不明点がある場合は、医師・薬剤師に相談してください。
注意点・副作用・受診の目安
ここは重要です。柴胡を含む漢方薬(いわゆる「柴胡剤」)は、体質・体調・併用薬によって注意が必要なことがあります。異変に気づいたら早めに相談してください。
- 妊娠中・授乳中の方、子ども、高齢の方、持病がある方、処方薬を服用中の方は、使用前に医師・薬剤師へ相談してください。
- アレルギー症状(発疹、かゆみなど)や、胃腸の不調(吐き気、腹痛、下痢など)が出ることがあります。気になる変化があれば無理に続けず相談してください。
呼吸器の症状が出たときは早めに相談(重要)
- 柴胡を含む処方を使用中に、息切れ、せき、発熱が続くなどの症状が出た場合は、早めに医療機関へ相談・受診してください(原因の確認が必要なことがあります)。

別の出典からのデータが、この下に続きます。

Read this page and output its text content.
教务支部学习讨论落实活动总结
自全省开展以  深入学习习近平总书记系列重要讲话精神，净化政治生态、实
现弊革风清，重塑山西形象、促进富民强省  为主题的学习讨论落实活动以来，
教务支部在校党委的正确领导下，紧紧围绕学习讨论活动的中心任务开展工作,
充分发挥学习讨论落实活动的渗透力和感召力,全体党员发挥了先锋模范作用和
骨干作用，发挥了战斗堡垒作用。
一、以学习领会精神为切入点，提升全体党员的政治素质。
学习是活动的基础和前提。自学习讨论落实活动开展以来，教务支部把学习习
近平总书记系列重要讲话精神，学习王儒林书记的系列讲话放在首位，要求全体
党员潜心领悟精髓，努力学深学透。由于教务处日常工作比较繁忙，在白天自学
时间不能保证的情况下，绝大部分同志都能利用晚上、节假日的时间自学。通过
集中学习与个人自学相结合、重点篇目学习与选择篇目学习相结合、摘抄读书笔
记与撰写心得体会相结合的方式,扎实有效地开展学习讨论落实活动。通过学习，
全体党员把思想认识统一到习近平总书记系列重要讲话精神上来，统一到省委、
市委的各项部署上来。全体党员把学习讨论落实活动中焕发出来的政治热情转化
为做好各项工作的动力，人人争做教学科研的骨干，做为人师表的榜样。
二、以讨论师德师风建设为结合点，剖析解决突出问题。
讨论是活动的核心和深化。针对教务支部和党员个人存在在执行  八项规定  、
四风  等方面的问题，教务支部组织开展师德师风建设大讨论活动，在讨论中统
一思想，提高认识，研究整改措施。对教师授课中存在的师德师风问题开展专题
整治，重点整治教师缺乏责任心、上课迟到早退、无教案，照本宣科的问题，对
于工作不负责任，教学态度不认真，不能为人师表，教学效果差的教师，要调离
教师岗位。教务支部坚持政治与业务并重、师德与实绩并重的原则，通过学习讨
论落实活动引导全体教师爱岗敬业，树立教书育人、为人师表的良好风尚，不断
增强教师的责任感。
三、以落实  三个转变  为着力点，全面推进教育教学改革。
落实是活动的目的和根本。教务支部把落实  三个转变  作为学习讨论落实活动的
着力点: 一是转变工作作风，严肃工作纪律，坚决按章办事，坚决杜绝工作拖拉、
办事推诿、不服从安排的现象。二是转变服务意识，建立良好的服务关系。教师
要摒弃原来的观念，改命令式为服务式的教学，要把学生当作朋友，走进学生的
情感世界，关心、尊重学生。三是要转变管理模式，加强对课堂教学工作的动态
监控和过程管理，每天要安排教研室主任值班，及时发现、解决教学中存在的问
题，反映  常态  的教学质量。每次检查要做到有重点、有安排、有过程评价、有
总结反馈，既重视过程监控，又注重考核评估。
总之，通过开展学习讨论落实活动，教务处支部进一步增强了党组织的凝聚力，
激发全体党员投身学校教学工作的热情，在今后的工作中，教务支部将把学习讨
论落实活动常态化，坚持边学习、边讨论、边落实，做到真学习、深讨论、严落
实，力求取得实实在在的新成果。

肝胆系(肝臓・胆のうなど)の受診目安(次のような場合は早めに相談・受診)
- 強いだるさが続く、食欲不振が続く
- 皮ふや白目が黄色い(黄疸が疑われる)、尿が濃い
- 吐き気が続く、右上腹部(みぞおちの右側)が痛む
そのほかの受診目安(次のような場合は早めに相談・受診)
- 高熱が続く、ぐったりする、水分が取れない
- 胸の痛み、息苦しさがある
- 症状が数日以上改善しない、または悪化する
発熱やだるさは原因によって対応が変わります。不安があるときは、自己判断で増量・変更せず、医師・薬剤師に相談してください。
この生薬が含まれる代表的な漢方薬
- 乙字湯(おつじとう)
- 加味帰脾湯(かみきひとう)
- 加味逍遙散(かみしょうようさん)
- 荊芥連翹湯(けいがいれんぎょうとう)
- 柴陥湯(さいかんとう)
- 柴胡加竜骨牡蛎湯(さいこかりゅうこつぼれいとう)
- 柴胡桂枝乾姜湯(さいこけいしかんきょうとう)
- 柴胡桂枝湯(さいこけいしとう)
- 柴胡清肝湯(さいこせいかんとう)
- 柴朴湯(さいぼくとう)
- 柴苓湯(さいれいとう)
- 滋陰至宝湯(じいんしほうとう)
- 四逆散(しぎゃくさん)
- 十味敗毒湯(じゅうみはいどくとう)
- 小柴胡湯(しょうさいことう)
- 小柴胡湯加桔梗石膏(しょうさいことうかききょうせっこう)
- 神秘湯(しんぴとう)
- 大柴胡湯(だいさいことう)
- 大柴胡湯去大黄(だいさいことうきょだいおう)
- 竹じょ温胆湯(ちくじょうんたんとう)
- 補中益気湯(ほちゅうえっきとう)
- 抑肝散(よくかんさん)
まとめ
柴胡(さいこ)は、漢方で発熱をともなう体調不良や食欲低下、みぞおちの張り、気分の波が話題になる場面に用いられることがある生薬です(断定はできません)。
植物の根から作られます。
息切れ・せき・発熱が続く場合や、黄疸・強いだるさなどがある場合は受診が必要なことがあるため、医師・薬剤師に相談しながら安全に確認してください。